Critique: «Les Jumeaux vénitiens» au Théâtre de Carouge

Goldoni ou le bonheur du double jeu

Carlo Goldoni aurait été un scénariste adulé à l’ère de la sitcom. Il aurait excellé dans les séries, celles qui soignent leurs rebonds, enchaînent les fausses pistes. C’est que l’écrivain brode comme il respire. Imaginons un instant sa Venise des années 1750. Il a 40 ans, des besoins d’argent, des entrées dans tous les théâtres. Il est rapide et il adore ça: ficeler une histoire en pensant à ses camarades acteurs, en se souvenant de Molière, en sifflant les filles.

Les Jumeaux vénitiens sort de sa boîte à malice, comme une charade: Zanetto est idiot mais riche, il abandonne sa montagne pour épouser, à Vérone, Rosaura, une fille de notable; son frère Tonino est brillant mais désargenté, il fuit Venise sur les traces d’une Béatrice. Zanetto et Tonino sont jumeaux, mais ils ne se connaissent pas et tout le monde les confond. L’auteur est retors: il prévoit un même interprète pour les deux mâles. Au Théâtre de Carouge, la duperie prend, portée par dix acteurs belges affûtés, dont un survolté, Fabrice Murgia.

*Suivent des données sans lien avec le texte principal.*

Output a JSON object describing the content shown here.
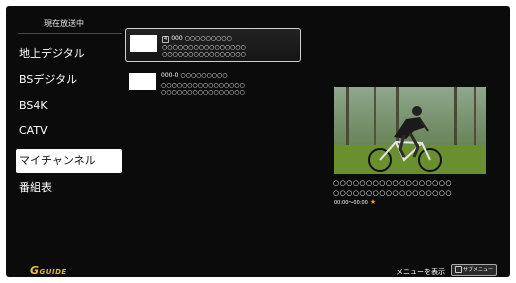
{
  "header": {
    "label": "現在放送中"
  },
  "sidebar": {
    "items": [
      {
        "label": "地上デジタル"
      },
      {
        "label": "BSデジタル"
      },
      {
        "label": "BS4K"
      },
      {
        "label": "CATV"
      },
      {
        "label": "マイチャンネル",
        "selected": true
      },
      {
        "label": "番組表"
      }
    ]
  },
  "channels": [
    {
      "badge": "4",
      "number": "000",
      "name": "○○○○○○○○○",
      "program_line1": "○○○○○○○○○○○○○○○○",
      "program_line2": "○○○○○○○○○○○○○○○○",
      "selected": true
    },
    {
      "number": "000-0",
      "name": "○○○○○○○○○",
      "program_line1": "○○○○○○○○○○○○○○○○",
      "program_line2": "○○○○○○○○○○○○○○○○",
      "selected": false
    }
  ],
  "program": {
    "title_line1": "○○○○○○○○○○○○○○○○○○",
    "title_line2": "○○○○○○○○○○○○○○○○○○",
    "time": "00:00〜00:00"
  },
  "footer": {
    "logo": "GUIDE",
    "menu_hint": "メニューを表示",
    "sub_menu_label": "サブメニュー"
  },
  "colors": {
    "background": "#0b0b0b",
    "selected_bg": "#ffffff",
    "star": "#f0a020",
    "logo": "#d8b93a"
  }
}
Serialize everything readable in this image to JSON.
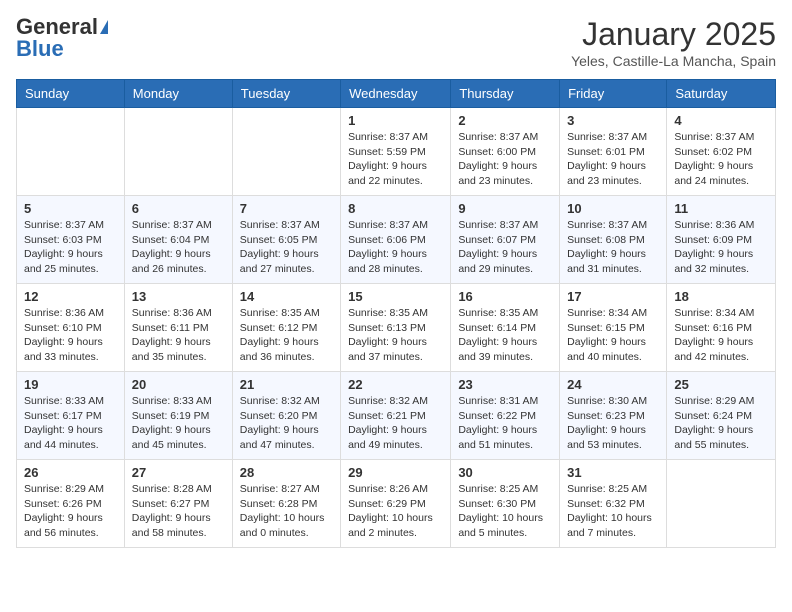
{
  "app": {
    "name_general": "General",
    "name_blue": "Blue"
  },
  "title": "January 2025",
  "location": "Yeles, Castille-La Mancha, Spain",
  "days_of_week": [
    "Sunday",
    "Monday",
    "Tuesday",
    "Wednesday",
    "Thursday",
    "Friday",
    "Saturday"
  ],
  "weeks": [
    [
      {
        "day": "",
        "sunrise": "",
        "sunset": "",
        "daylight": ""
      },
      {
        "day": "",
        "sunrise": "",
        "sunset": "",
        "daylight": ""
      },
      {
        "day": "",
        "sunrise": "",
        "sunset": "",
        "daylight": ""
      },
      {
        "day": "1",
        "sunrise": "Sunrise: 8:37 AM",
        "sunset": "Sunset: 5:59 PM",
        "daylight": "Daylight: 9 hours and 22 minutes."
      },
      {
        "day": "2",
        "sunrise": "Sunrise: 8:37 AM",
        "sunset": "Sunset: 6:00 PM",
        "daylight": "Daylight: 9 hours and 23 minutes."
      },
      {
        "day": "3",
        "sunrise": "Sunrise: 8:37 AM",
        "sunset": "Sunset: 6:01 PM",
        "daylight": "Daylight: 9 hours and 23 minutes."
      },
      {
        "day": "4",
        "sunrise": "Sunrise: 8:37 AM",
        "sunset": "Sunset: 6:02 PM",
        "daylight": "Daylight: 9 hours and 24 minutes."
      }
    ],
    [
      {
        "day": "5",
        "sunrise": "Sunrise: 8:37 AM",
        "sunset": "Sunset: 6:03 PM",
        "daylight": "Daylight: 9 hours and 25 minutes."
      },
      {
        "day": "6",
        "sunrise": "Sunrise: 8:37 AM",
        "sunset": "Sunset: 6:04 PM",
        "daylight": "Daylight: 9 hours and 26 minutes."
      },
      {
        "day": "7",
        "sunrise": "Sunrise: 8:37 AM",
        "sunset": "Sunset: 6:05 PM",
        "daylight": "Daylight: 9 hours and 27 minutes."
      },
      {
        "day": "8",
        "sunrise": "Sunrise: 8:37 AM",
        "sunset": "Sunset: 6:06 PM",
        "daylight": "Daylight: 9 hours and 28 minutes."
      },
      {
        "day": "9",
        "sunrise": "Sunrise: 8:37 AM",
        "sunset": "Sunset: 6:07 PM",
        "daylight": "Daylight: 9 hours and 29 minutes."
      },
      {
        "day": "10",
        "sunrise": "Sunrise: 8:37 AM",
        "sunset": "Sunset: 6:08 PM",
        "daylight": "Daylight: 9 hours and 31 minutes."
      },
      {
        "day": "11",
        "sunrise": "Sunrise: 8:36 AM",
        "sunset": "Sunset: 6:09 PM",
        "daylight": "Daylight: 9 hours and 32 minutes."
      }
    ],
    [
      {
        "day": "12",
        "sunrise": "Sunrise: 8:36 AM",
        "sunset": "Sunset: 6:10 PM",
        "daylight": "Daylight: 9 hours and 33 minutes."
      },
      {
        "day": "13",
        "sunrise": "Sunrise: 8:36 AM",
        "sunset": "Sunset: 6:11 PM",
        "daylight": "Daylight: 9 hours and 35 minutes."
      },
      {
        "day": "14",
        "sunrise": "Sunrise: 8:35 AM",
        "sunset": "Sunset: 6:12 PM",
        "daylight": "Daylight: 9 hours and 36 minutes."
      },
      {
        "day": "15",
        "sunrise": "Sunrise: 8:35 AM",
        "sunset": "Sunset: 6:13 PM",
        "daylight": "Daylight: 9 hours and 37 minutes."
      },
      {
        "day": "16",
        "sunrise": "Sunrise: 8:35 AM",
        "sunset": "Sunset: 6:14 PM",
        "daylight": "Daylight: 9 hours and 39 minutes."
      },
      {
        "day": "17",
        "sunrise": "Sunrise: 8:34 AM",
        "sunset": "Sunset: 6:15 PM",
        "daylight": "Daylight: 9 hours and 40 minutes."
      },
      {
        "day": "18",
        "sunrise": "Sunrise: 8:34 AM",
        "sunset": "Sunset: 6:16 PM",
        "daylight": "Daylight: 9 hours and 42 minutes."
      }
    ],
    [
      {
        "day": "19",
        "sunrise": "Sunrise: 8:33 AM",
        "sunset": "Sunset: 6:17 PM",
        "daylight": "Daylight: 9 hours and 44 minutes."
      },
      {
        "day": "20",
        "sunrise": "Sunrise: 8:33 AM",
        "sunset": "Sunset: 6:19 PM",
        "daylight": "Daylight: 9 hours and 45 minutes."
      },
      {
        "day": "21",
        "sunrise": "Sunrise: 8:32 AM",
        "sunset": "Sunset: 6:20 PM",
        "daylight": "Daylight: 9 hours and 47 minutes."
      },
      {
        "day": "22",
        "sunrise": "Sunrise: 8:32 AM",
        "sunset": "Sunset: 6:21 PM",
        "daylight": "Daylight: 9 hours and 49 minutes."
      },
      {
        "day": "23",
        "sunrise": "Sunrise: 8:31 AM",
        "sunset": "Sunset: 6:22 PM",
        "daylight": "Daylight: 9 hours and 51 minutes."
      },
      {
        "day": "24",
        "sunrise": "Sunrise: 8:30 AM",
        "sunset": "Sunset: 6:23 PM",
        "daylight": "Daylight: 9 hours and 53 minutes."
      },
      {
        "day": "25",
        "sunrise": "Sunrise: 8:29 AM",
        "sunset": "Sunset: 6:24 PM",
        "daylight": "Daylight: 9 hours and 55 minutes."
      }
    ],
    [
      {
        "day": "26",
        "sunrise": "Sunrise: 8:29 AM",
        "sunset": "Sunset: 6:26 PM",
        "daylight": "Daylight: 9 hours and 56 minutes."
      },
      {
        "day": "27",
        "sunrise": "Sunrise: 8:28 AM",
        "sunset": "Sunset: 6:27 PM",
        "daylight": "Daylight: 9 hours and 58 minutes."
      },
      {
        "day": "28",
        "sunrise": "Sunrise: 8:27 AM",
        "sunset": "Sunset: 6:28 PM",
        "daylight": "Daylight: 10 hours and 0 minutes."
      },
      {
        "day": "29",
        "sunrise": "Sunrise: 8:26 AM",
        "sunset": "Sunset: 6:29 PM",
        "daylight": "Daylight: 10 hours and 2 minutes."
      },
      {
        "day": "30",
        "sunrise": "Sunrise: 8:25 AM",
        "sunset": "Sunset: 6:30 PM",
        "daylight": "Daylight: 10 hours and 5 minutes."
      },
      {
        "day": "31",
        "sunrise": "Sunrise: 8:25 AM",
        "sunset": "Sunset: 6:32 PM",
        "daylight": "Daylight: 10 hours and 7 minutes."
      },
      {
        "day": "",
        "sunrise": "",
        "sunset": "",
        "daylight": ""
      }
    ]
  ]
}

Il y a deux façons au moins d’attaquer Goldoni. L’une classique, attentive aux codes de l’époque, soucieuse d’en faire remonter l’humeur: c’est celle du Français Marc Paquien ici même en janvier 2013, dans La Locandiera, merveilleusement incarnée par Dominique Blanc. L’autre est oblique, c’est celle du metteur en scène belge Mathias Simons dans Les Jumeaux vénitiens. Il pioche dans le magasin aux souvenirs les accessoires de son dispositif. Sur scène, une toile géante suspendue entre ciel et planches représente une ville d’hier et d’aujourd’hui, avec ses coupoles, ses campaniles, ses antennes géantes. Elle tient lieu de masque: elle dissimule en partie les acteurs qui attendent, derrière, leur tour, tout en laissant apparaître leurs pieds. Vous avez dit double jeu?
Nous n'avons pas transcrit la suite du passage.